Gott Und Die Welt Über die schlimme Nacht mit Gaby Hauptmann

Wohin bloß mit all den Büchern? Wenn der Platz eng wird, müssen Abkommen für die Zukunft des Wohnens getroffen werden. Und das hat mitunter ganz komische Konsequenzen.

Und es begab sich an diesem Morgen, dass ich zermürbt an Leib und Seele am Frühstückstisch erschien. Freilich war das die Folge einer nächtlichen Begebenheit, deren Ursache geraume Zeit zurückliegt. Beginnen wir darum mit dem Bekenntnis, dass unser Haus nicht unbedingt eine Stätte ausgesprochener Bücherhasser ist. Längere Zeit schien sogar die Neigung vorzuherrschen, erstaunlich viel Rücksicht zu nehmen auf die Deponierung von Druckware. Nachdem also ausreichend Regale samt Büchern im Wohn-, Arbeits-, Schlafzimmer und Gästezimmer untergekommen waren und es an die gleiche Ausstattung für Keller und Dachkammer ging, war es nur konsequent, den Lebensstil anzupassen. So wurden in einer zweiten Phase alle Betten zu Hochbetten, unter denen dann ebenfalls Regale Platz finden konnten, die Küche wurde abgeschafft und gleichsam zur Bibliothek erklärt. Alles nahm also seinen sehr guten Lauf, bis ich in die Kritik geriet, bloß weil ich Oma – die einen Raum im Obergeschoss ohne Schräge bewohnt, der für mindestens zehn Regalmeter gut ist – das Altersheim schmackhaft zu machen versuchte. Das Fass zum Überlaufen aber brachte mein heimlicher Versuch, die Beine des Esstisches abzusägen, um die Platte künftig mit Büchern abzustützen. Das war also der Grund für eine kurzfristig einberufene Sitzung des Familienrates, auf der folgendes Urteil erging: Ein neues Buch kommt nur ins Haus, wenn ein anderes Buch es gleichzeitig verlässt. Dieser Antrag wurde angenommen; mit einer Gegenstimme.

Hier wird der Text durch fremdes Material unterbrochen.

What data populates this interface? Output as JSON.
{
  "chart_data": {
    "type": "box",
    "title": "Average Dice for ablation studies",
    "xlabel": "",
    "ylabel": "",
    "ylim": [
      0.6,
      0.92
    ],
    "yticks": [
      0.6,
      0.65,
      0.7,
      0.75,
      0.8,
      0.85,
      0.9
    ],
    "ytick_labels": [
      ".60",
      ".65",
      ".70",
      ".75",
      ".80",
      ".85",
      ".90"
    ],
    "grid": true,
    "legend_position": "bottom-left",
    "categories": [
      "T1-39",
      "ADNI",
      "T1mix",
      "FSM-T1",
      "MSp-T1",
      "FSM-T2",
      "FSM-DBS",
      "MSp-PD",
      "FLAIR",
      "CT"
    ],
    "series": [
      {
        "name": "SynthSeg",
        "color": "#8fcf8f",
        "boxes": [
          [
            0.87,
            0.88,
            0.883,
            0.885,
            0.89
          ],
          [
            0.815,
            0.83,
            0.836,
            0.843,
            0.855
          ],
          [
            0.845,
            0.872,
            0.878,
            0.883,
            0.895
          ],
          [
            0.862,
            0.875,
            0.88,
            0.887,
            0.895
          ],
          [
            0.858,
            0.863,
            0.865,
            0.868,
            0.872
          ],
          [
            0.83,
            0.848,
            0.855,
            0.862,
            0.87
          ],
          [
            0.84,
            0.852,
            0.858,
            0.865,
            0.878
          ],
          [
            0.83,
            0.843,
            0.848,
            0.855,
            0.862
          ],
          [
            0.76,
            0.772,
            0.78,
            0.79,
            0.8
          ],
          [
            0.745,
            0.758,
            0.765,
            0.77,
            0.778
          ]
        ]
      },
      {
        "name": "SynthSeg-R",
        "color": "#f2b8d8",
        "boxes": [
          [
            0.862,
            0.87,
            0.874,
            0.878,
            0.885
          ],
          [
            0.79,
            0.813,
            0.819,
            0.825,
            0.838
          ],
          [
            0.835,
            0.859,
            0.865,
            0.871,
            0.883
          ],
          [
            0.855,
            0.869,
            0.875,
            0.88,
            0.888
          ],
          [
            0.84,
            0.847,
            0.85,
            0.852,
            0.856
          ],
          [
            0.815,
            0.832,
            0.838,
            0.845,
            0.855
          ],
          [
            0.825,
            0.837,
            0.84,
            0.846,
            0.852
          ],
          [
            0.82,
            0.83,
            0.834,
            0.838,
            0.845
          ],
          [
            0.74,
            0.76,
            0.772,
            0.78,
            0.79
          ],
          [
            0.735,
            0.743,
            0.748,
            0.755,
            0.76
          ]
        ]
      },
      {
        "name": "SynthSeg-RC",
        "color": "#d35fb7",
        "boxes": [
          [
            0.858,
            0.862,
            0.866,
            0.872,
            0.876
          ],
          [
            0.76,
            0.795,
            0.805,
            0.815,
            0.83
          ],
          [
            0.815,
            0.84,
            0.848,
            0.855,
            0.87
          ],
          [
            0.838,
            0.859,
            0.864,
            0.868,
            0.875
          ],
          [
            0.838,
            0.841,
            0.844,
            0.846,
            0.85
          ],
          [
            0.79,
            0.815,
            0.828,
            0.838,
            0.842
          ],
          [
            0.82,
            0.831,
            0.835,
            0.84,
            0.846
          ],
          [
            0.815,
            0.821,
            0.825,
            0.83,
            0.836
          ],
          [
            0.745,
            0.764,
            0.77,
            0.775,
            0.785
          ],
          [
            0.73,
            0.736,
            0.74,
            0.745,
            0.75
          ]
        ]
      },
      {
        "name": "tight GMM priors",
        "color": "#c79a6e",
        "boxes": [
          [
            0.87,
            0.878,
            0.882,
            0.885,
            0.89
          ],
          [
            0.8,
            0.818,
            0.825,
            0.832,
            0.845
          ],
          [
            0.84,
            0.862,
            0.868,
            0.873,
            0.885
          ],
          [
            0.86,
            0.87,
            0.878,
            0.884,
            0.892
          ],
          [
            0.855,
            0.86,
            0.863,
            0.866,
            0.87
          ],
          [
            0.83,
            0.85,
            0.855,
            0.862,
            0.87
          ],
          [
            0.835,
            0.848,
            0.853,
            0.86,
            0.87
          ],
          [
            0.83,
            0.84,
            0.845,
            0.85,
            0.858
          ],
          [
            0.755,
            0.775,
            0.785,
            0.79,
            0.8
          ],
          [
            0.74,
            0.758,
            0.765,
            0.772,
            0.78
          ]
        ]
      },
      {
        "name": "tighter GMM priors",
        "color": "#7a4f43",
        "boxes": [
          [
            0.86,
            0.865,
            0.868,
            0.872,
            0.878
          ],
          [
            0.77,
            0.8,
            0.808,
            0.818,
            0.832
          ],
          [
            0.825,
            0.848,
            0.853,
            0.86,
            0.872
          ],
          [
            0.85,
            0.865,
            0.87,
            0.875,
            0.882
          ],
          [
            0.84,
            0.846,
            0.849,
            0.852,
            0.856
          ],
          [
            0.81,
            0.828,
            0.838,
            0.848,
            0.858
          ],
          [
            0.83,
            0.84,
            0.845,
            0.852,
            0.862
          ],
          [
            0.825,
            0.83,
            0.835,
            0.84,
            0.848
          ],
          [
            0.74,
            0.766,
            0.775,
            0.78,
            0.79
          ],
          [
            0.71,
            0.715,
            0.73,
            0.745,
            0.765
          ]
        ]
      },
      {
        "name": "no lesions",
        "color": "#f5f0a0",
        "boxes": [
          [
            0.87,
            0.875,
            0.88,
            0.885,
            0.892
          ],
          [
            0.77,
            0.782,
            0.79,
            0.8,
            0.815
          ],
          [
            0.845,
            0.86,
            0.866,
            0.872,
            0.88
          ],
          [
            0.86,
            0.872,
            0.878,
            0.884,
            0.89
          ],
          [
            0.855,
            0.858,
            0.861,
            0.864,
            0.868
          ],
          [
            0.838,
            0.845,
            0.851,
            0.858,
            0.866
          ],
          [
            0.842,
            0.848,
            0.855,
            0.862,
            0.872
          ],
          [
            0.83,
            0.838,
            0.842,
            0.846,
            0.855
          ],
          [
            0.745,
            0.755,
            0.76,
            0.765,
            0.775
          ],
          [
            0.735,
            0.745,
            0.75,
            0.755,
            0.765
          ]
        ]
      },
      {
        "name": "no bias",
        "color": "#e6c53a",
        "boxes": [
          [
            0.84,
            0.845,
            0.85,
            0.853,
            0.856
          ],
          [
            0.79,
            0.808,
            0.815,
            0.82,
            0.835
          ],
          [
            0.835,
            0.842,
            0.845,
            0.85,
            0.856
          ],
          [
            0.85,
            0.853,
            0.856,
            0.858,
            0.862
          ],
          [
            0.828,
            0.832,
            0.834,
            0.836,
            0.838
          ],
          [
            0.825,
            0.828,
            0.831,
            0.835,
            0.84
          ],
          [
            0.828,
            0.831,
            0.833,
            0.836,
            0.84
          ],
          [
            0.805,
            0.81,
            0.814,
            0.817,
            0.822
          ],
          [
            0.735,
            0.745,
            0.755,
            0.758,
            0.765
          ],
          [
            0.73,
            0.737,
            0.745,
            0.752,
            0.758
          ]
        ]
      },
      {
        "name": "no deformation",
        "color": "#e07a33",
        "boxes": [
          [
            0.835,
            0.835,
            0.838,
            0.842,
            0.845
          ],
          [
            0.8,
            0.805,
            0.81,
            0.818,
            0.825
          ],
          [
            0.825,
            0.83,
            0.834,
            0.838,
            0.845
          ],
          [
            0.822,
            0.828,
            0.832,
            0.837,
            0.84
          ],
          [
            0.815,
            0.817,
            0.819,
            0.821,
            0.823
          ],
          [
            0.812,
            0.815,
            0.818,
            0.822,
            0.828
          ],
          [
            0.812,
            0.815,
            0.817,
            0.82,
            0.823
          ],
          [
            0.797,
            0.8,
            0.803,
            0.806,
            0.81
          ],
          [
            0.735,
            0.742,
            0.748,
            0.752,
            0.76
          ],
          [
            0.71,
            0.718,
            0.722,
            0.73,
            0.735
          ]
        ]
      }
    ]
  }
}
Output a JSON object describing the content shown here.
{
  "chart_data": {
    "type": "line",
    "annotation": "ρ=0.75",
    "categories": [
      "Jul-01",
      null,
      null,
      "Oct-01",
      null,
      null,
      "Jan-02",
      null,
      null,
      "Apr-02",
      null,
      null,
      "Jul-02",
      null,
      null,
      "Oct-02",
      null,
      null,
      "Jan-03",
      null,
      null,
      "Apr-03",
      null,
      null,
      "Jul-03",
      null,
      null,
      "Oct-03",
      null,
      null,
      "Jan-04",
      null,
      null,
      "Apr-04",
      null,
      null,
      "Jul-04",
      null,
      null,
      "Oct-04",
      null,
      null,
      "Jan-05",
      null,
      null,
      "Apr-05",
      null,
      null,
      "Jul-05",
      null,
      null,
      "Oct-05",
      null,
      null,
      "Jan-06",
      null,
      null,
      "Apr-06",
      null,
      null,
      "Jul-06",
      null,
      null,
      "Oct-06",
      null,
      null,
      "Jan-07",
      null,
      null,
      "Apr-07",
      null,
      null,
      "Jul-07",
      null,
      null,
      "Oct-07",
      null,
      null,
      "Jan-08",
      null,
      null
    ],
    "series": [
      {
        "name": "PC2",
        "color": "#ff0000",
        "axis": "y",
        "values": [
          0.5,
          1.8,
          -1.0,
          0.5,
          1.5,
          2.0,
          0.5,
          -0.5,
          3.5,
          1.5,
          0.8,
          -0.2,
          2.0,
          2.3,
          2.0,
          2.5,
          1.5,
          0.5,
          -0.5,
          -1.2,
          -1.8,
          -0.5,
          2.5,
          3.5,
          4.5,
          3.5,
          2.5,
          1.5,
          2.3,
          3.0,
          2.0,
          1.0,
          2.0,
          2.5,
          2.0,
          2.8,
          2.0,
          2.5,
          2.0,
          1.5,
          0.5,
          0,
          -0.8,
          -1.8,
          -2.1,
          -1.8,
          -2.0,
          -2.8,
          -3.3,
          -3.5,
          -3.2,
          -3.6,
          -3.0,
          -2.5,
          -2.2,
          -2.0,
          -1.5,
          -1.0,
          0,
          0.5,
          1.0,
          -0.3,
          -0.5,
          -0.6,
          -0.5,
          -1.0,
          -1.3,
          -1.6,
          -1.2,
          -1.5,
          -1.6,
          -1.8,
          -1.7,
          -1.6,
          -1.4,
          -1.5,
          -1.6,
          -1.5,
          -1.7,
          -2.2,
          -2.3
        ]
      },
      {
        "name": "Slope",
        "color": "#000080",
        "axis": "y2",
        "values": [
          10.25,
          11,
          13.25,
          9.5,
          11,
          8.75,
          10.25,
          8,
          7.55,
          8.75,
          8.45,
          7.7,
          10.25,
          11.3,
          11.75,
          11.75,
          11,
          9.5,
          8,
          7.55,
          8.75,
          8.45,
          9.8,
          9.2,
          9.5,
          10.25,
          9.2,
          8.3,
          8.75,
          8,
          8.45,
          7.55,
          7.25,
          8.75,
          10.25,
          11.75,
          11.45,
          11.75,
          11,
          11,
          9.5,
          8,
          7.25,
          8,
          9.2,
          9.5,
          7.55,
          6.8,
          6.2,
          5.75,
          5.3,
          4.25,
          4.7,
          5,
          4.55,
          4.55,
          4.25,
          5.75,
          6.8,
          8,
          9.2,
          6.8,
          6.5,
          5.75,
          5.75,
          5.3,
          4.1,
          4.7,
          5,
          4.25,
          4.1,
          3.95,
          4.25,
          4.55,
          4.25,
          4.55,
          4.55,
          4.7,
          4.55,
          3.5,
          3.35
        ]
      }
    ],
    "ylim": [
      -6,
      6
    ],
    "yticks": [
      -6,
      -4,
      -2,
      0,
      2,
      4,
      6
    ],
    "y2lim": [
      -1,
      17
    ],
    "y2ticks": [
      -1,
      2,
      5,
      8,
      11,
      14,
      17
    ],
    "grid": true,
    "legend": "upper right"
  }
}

Fast alle waren also zufrieden, bis ich eines Abends an der Pforte des Hauses mit einem unangemeldeten Gaby-Hauptmann-Buch erwischt wurde. Ausgerechnet Gaby, deren literarische Befähigung größtenteils darin besteht, direkt neben Martin Walser zu wohnen. Die Lage war so absurd, dass ich einen kurzen Augenblick tatsächlich überlegte – entsprechend dem familiären Bücher-Codex –, für Gaby Hauptmann tollkühn "Tod in Venedig" von Thomas Mann zu entfernen. Aber dann regte sich Trotz, der wie jeder Trotz zwar lächerlich, aber nicht mehr aus der Welt zu schaffen ist. Ich leistete also peinlichen Widerstand, was mir die Konfrontation mit folgender Frage eintrug: Du oder Gaby! Da erwachte der Halbwüchsige in mir und sagte zu meinem eigenen Erstaunen: entweder Gaby und ich – oder weder Gaby noch ich. So verbrachte ich die glücklicherweise laue Sommernacht mit Gaby auf der Gartenbank. Eine doofe Nacht. Und die Rückkehr an den Frühstückstisch war dementsprechend (siehe oben). Der staksige Gang aber war nicht der unbequemen Gartenbank geschuldet, sondern dem Taschenbuch, versteckt im Hosenbund. Denn welcher Halbwüchsige kann schon von einem Werk mit diesem Titel lassen: "Ich liebe Dich, aber nicht heute".